Information please - electronic superhighway
Reason, March, 1994 by Martin Morse Wooster
ANOTHER FEATURE IN THE SEPTEMBER Wired is an interview with George Gilder, who is working on a book on the future of the "telecosm." (Gilder's views, however, are better expressed in an article in a recent issue of Regulation, dated only 1993.
Gilder predicts that, by 1995, there will be chips with 100 million transistors; by 2000, chips with 1 billion transistors will be easily available. Tens of millions of cellular phones and personal communication devices will make the nation's existing telephone web a costly anachronism. Fiber-optic cables will be superseded by "all-optical networks" of silicon fibers that "will make communications power virtually free."

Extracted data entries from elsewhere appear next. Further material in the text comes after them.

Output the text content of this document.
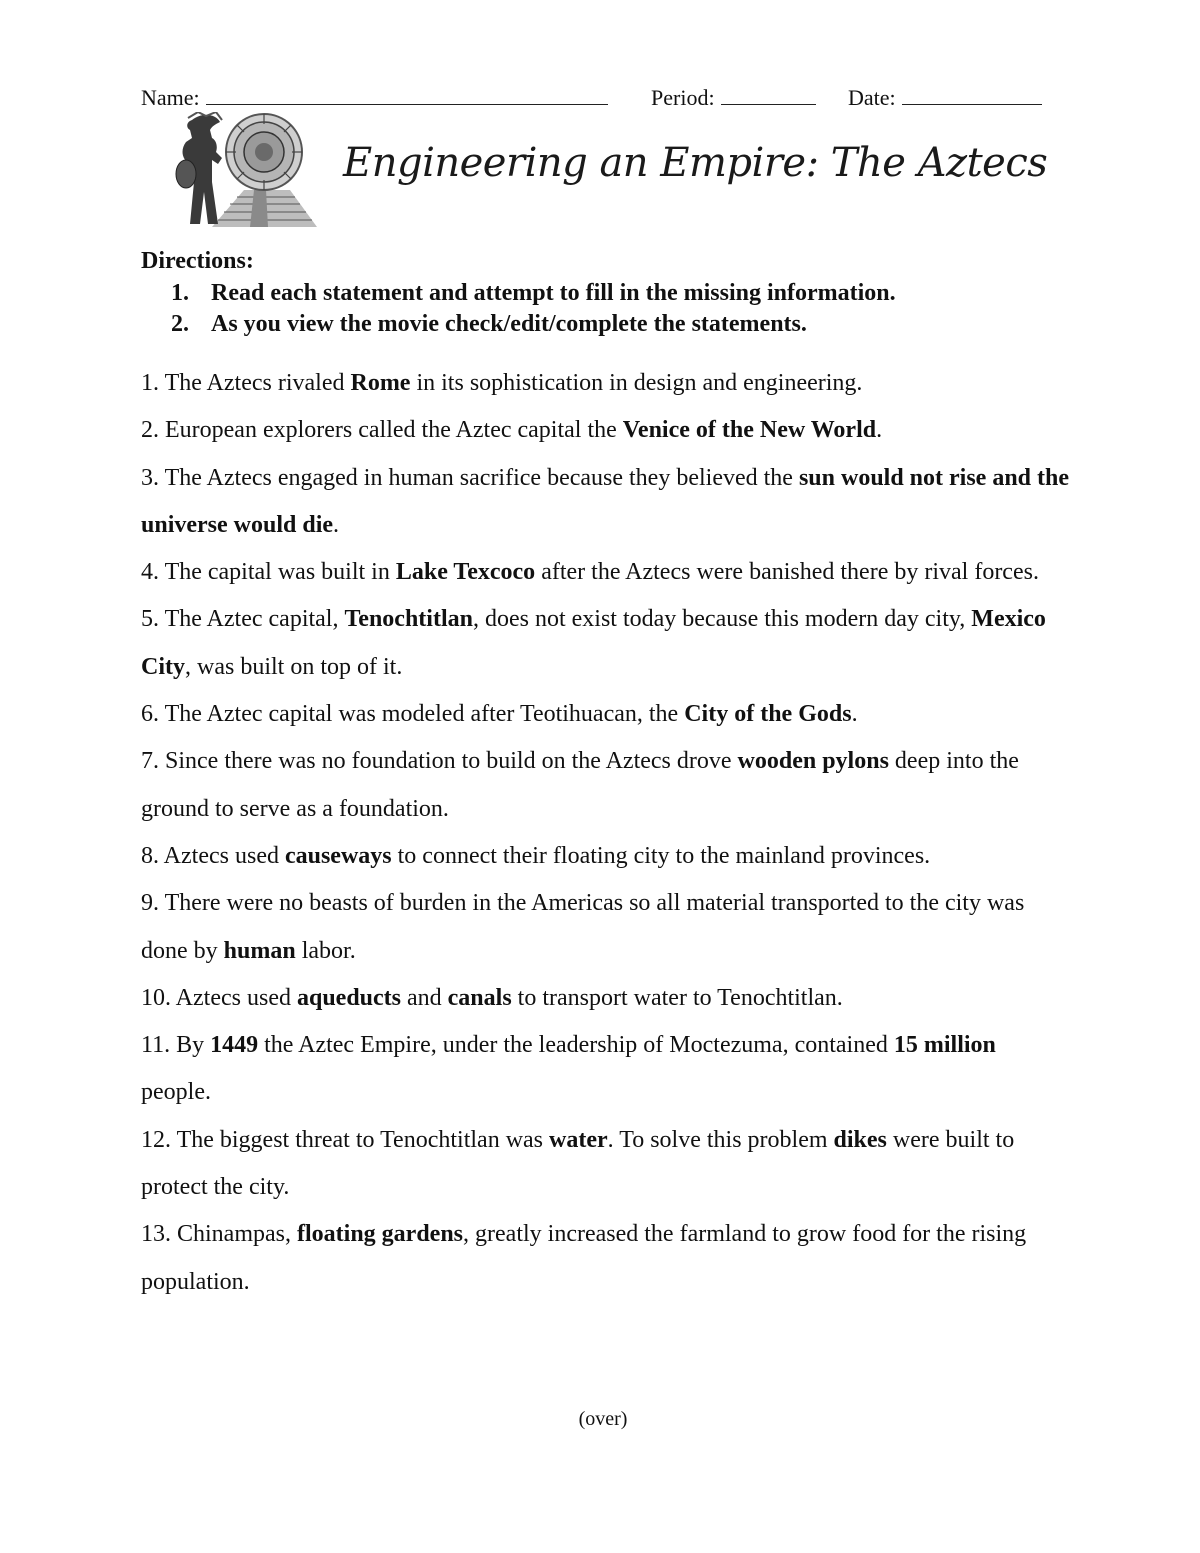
Name:	Period:	Date:
Engineering an Empire: The Aztecs
Directions:
1. Read each statement and attempt to fill in the missing information.
2. As you view the movie check/edit/complete the statements.
1. The Aztecs rivaled Rome in its sophistication in design and engineering.
2. European explorers called the Aztec capital the Venice of the New World.
3. The Aztecs engaged in human sacrifice because they believed the sun would not rise and the universe would die.
4. The capital was built in Lake Texcoco after the Aztecs were banished there by rival forces.
5. The Aztec capital, Tenochtitlan, does not exist today because this modern day city, Mexico City, was built on top of it.
6. The Aztec capital was modeled after Teotihuacan, the City of the Gods.
7. Since there was no foundation to build on the Aztecs drove wooden pylons deep into the ground to serve as a foundation.
8. Aztecs used causeways to connect their floating city to the mainland provinces.
9. There were no beasts of burden in the Americas so all material transported to the city was done by human labor.
10. Aztecs used aqueducts and canals to transport water to Tenochtitlan.
11. By 1449 the Aztec Empire, under the leadership of Moctezuma, contained 15 million people.
12. The biggest threat to Tenochtitlan was water. To solve this problem dikes were built to protect the city.
13. Chinampas, floating gardens, greatly increased the farmland to grow food for the rising population.
(over)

These changes, says Gilder, will make the U.S. Postal Service a technological anachronism. It already costs only 13 cents to send a one-page fax coast to coast, compared to 29 cents for a letter; falling fax prices will check the Postal Service's ability to raise prices. Ultimately, Gilder argues, the Federal Communications Commission and state telephone regulators will lose their justification, since their raison d'etre is that the electronic spectrum is scarce and therefore needs the firm hand of government to ration the finite airwaves and oversee such "natural monopolies" as the local cable-television franchise and the local telephone company.
The increasingly specious argument for such "natural monopolies," Gilder contends, will become even more dubious when silicon cables enable photon-based messages to travel around the world at virtually no cost. But government can block this bright future by denying telephone-company competitors access to "dark fiber"--the one-third of the nation's existing fiber-optic network currently unused by the phone companies. Phone companies make 10 times as much money transmitting data as they do transmitting voices, and they don't want to lease the dark fiber to competitors without loading it with expensive--and, in Gilder's view, unnecessary--electronic enhancements.
Gilder cheers a recent FCC ruling that allows such competitors to the telephone companies as Electronic Data Systems, Shell, and McDonnell Douglas to buy as much "dark fiber" as they want. He feels this will stimulate a continuing fall in communications charges, which will encourage entrepreneurial drive and initiative.
"In a regime of bondless bandwidths and computational abundance, the key scarce resource will be the human mind," Gilder concludes. "Contributing the bulk of the value added and gaining most of the profits, human creativity will become ever more valuable and more highly rewarded. Slipping inexorably away into the trackless realms of human minds, economic activity will become ever harder to regulate, tax, or control."
One need not agree with every point Gilder makes (particularly when he slips into techno-mysticism) to conclude that his basic ideas are sound. It's clear that computers have freed people rather than enslaved them, and that forthcoming changes in the information world will encourage decentralization rather than strengthen hierarchy. "Infopreneurs" may be scruffy bikers, but they'll be as free to live in Louisville or Bozeman as in Silicon Valley or Manhattan. Indeed, one consequence of the information superhighway may well be an increased pride in regional identity; if there's no need to move to a big city to do your work, you won't have to live like a rootless urban sophisticate.